Can the Fallopian Tube Football™ be the trophy for this game?
In an effort to make money and show the ACC and Big East how lame they are - but, more importantly, it's the money - the SEC and Big XII have announced a new bowl partnership that would take place during primetime on New Years Day (take THAT, Rose Bowl!) that would pair the champions of each conference in some sort of mega bowl, assuming said champions aren't participants in the BCS National Championship Game. What would that look like? Godfrey breaks it down nicely. Notice that, even in 2003 and 2008, Ole Miss isn't considered for this game. This would basically be a step above the Sugar and Cotton bowls as far as prestige goes, meaning that Hugh Freeze or whoever it is replacing him in three or for years needs to win a metric shit-ton of days to get this program an invite.
This bowl, having just been announced today, still has a lot of kinks to work out and details to nail down before it goes live this upcoming January. It doesn't yet have a television contract worked out, which is pretty awesome considering the fact that the league offices have already decided that this will be on a certain date at a certain time. Somebody's gonna pick it up and make some coin off of it because this is going to have a massive television audience, and the league offices know that to the point that they are the ones setting the date and time of the broadcast.
I would imagine that sponsorship deals are soon to be struck, not the least of which being considered are likely Ford, Chick Fil A, Texas Pete Hot Sauce, YellaWood, and Cat Daddy's. Of course, none of us can be sure that this bowl game is going to be named for something or be "brought to us by" something, but considering that the entire thing is a money grab we're sure to be reminded of what it is our benevolent corporate overlords want us to purchase during, oh, say a billion times during the course of the competition.
There's then the detail of where this thing is to be hosted. Of course Houston's Reliant, Arlington's Cowboy's Stadium, New Orleans' Super Dome and Atlanta's Georgia Dome have all already been floated around. My vote (which I don't have) is clearly for New Orleans, but to keep our options open I'd happily take anywhere that isn't north of the Red River. Sorry, Arrowhead Stadium.

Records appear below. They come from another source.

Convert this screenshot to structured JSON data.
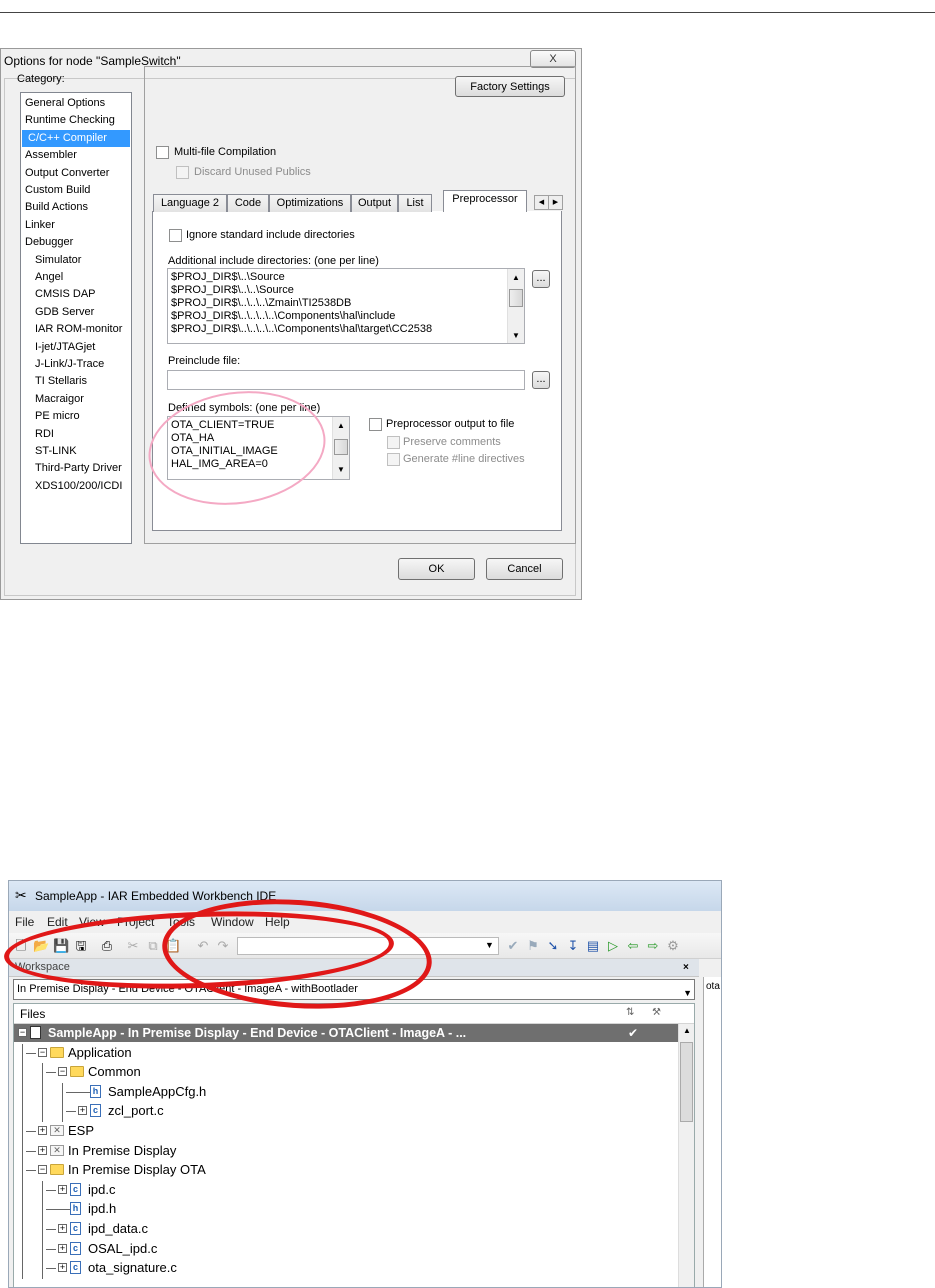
{
  "dialog": {
    "title": "Options for node \"SampleSwitch\"",
    "close_glyph": "X",
    "category_label": "Category:",
    "categories": [
      {
        "label": "General Options"
      },
      {
        "label": "Runtime Checking"
      },
      {
        "label": "C/C++ Compiler",
        "selected": true
      },
      {
        "label": "Assembler"
      },
      {
        "label": "Output Converter"
      },
      {
        "label": "Custom Build"
      },
      {
        "label": "Build Actions"
      },
      {
        "label": "Linker"
      },
      {
        "label": "Debugger"
      },
      {
        "label": "Simulator",
        "sub": true
      },
      {
        "label": "Angel",
        "sub": true
      },
      {
        "label": "CMSIS DAP",
        "sub": true
      },
      {
        "label": "GDB Server",
        "sub": true
      },
      {
        "label": "IAR ROM-monitor",
        "sub": true
      },
      {
        "label": "I-jet/JTAGjet",
        "sub": true
      },
      {
        "label": "J-Link/J-Trace",
        "sub": true
      },
      {
        "label": "TI Stellaris",
        "sub": true
      },
      {
        "label": "Macraigor",
        "sub": true
      },
      {
        "label": "PE micro",
        "sub": true
      },
      {
        "label": "RDI",
        "sub": true
      },
      {
        "label": "ST-LINK",
        "sub": true
      },
      {
        "label": "Third-Party Driver",
        "sub": true
      },
      {
        "label": "XDS100/200/ICDI",
        "sub": true
      }
    ],
    "factory_settings": "Factory Settings",
    "multifile_label": "Multi-file Compilation",
    "discard_label": "Discard Unused Publics",
    "tabs": [
      "Language 2",
      "Code",
      "Optimizations",
      "Output",
      "List",
      "Preprocessor"
    ],
    "active_tab": "Preprocessor",
    "ignore_std_label": "Ignore standard include directories",
    "include_dirs_label": "Additional include directories: (one per line)",
    "include_dirs": [
      "$PROJ_DIR$\\..\\Source",
      "$PROJ_DIR$\\..\\..\\Source",
      "$PROJ_DIR$\\..\\..\\..\\Zmain\\TI2538DB",
      "$PROJ_DIR$\\..\\..\\..\\..\\Components\\hal\\include",
      "$PROJ_DIR$\\..\\..\\..\\..\\Components\\hal\\target\\CC2538"
    ],
    "preinclude_label": "Preinclude file:",
    "preinclude_value": "",
    "defined_label": "Defined symbols: (one per line)",
    "defined_symbols": [
      "OTA_CLIENT=TRUE",
      "OTA_HA",
      "OTA_INITIAL_IMAGE",
      "HAL_IMG_AREA=0"
    ],
    "preproc_output_label": "Preprocessor output to file",
    "preserve_comments_label": "Preserve comments",
    "generate_line_label": "Generate #line directives",
    "ellipsis": "...",
    "ok": "OK",
    "cancel": "Cancel",
    "highlight_color": "#f4a9c4"
  },
  "ide": {
    "title": "SampleApp - IAR Embedded Workbench IDE",
    "menu": [
      "File",
      "Edit",
      "View",
      "Project",
      "Tools",
      "Window",
      "Help"
    ],
    "workspace_label": "Workspace",
    "close_glyph": "×",
    "config": "In Premise Display - End Device - OTAClient - ImageA - withBootlader",
    "files_label": "Files",
    "right_tab": "ota",
    "tree": [
      {
        "label": "SampleApp - In Premise Display - End Device - OTAClient - ImageA - ...",
        "kind": "project",
        "check": "✔"
      },
      {
        "label": "Application",
        "kind": "folder"
      },
      {
        "label": "Common",
        "kind": "folder"
      },
      {
        "label": "SampleAppCfg.h",
        "kind": "h"
      },
      {
        "label": "zcl_port.c",
        "kind": "c"
      },
      {
        "label": "ESP",
        "kind": "xfolder"
      },
      {
        "label": "In Premise Display",
        "kind": "xfolder"
      },
      {
        "label": "In Premise Display OTA",
        "kind": "folder"
      },
      {
        "label": "ipd.c",
        "kind": "c"
      },
      {
        "label": "ipd.h",
        "kind": "h"
      },
      {
        "label": "ipd_data.c",
        "kind": "c"
      },
      {
        "label": "OSAL_ipd.c",
        "kind": "c"
      },
      {
        "label": "ota_signature.c",
        "kind": "c"
      }
    ],
    "highlight_color": "#e01818"
  }
}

Most importantly comes the task of actually naming this bowl. Some Twitter buzz suggested that the working title of this game is the "Champions Bowl," something about which I'm sure Dan Mullen is steamed. It's also interesting that a game that is decidedly not a national championship game and will likely have fewer than two conference champions participating could even have the gall to call itself, even temporarily, the "Champions Bowl," but then again we're talking about the Southeastern Conference and the
Big XII University of Texas here, so such haughtiness shouldn't surprise.
When this game comes around to earning an actual name, though, there are a few interesting possibilities. "The Barbecue Bowl" was one suggested on Twitter, but considering that there are two distinct schools at play here - Texas barbecue and Southern barbecue, the latter of which has hotly contested and nuanced variations in itself - such a name could lead to fisticuffs. The "The Rose Bowl is Fucking Stupid Anyway So We're Going to Take Our Ball And Go Home" bowl is both accurate and hilarious, but a mouth full. Personally, I'm quite fond of the Jerry Jones Bowl because since we're talking about football, the DFW Metroplex, exorbitant amounts of money, cronyism, nepotism, and rascalism, all of which are espoused and even revered by the billionare Arkansas Razorback turned Dallas Cowboy owner. Also, people are probably going to hate this bowl, kinda like how people hate Jerry Jones.
One thing's for certain, though, and that's that Ole Miss won't be playing in this thing for a long time. Pessimistic? Hell no, I consider that generous because I suggested that it's within the parameters of the potential of this program. Considering where we are right now, the Liberty Bowl should be something to hoot and holler over.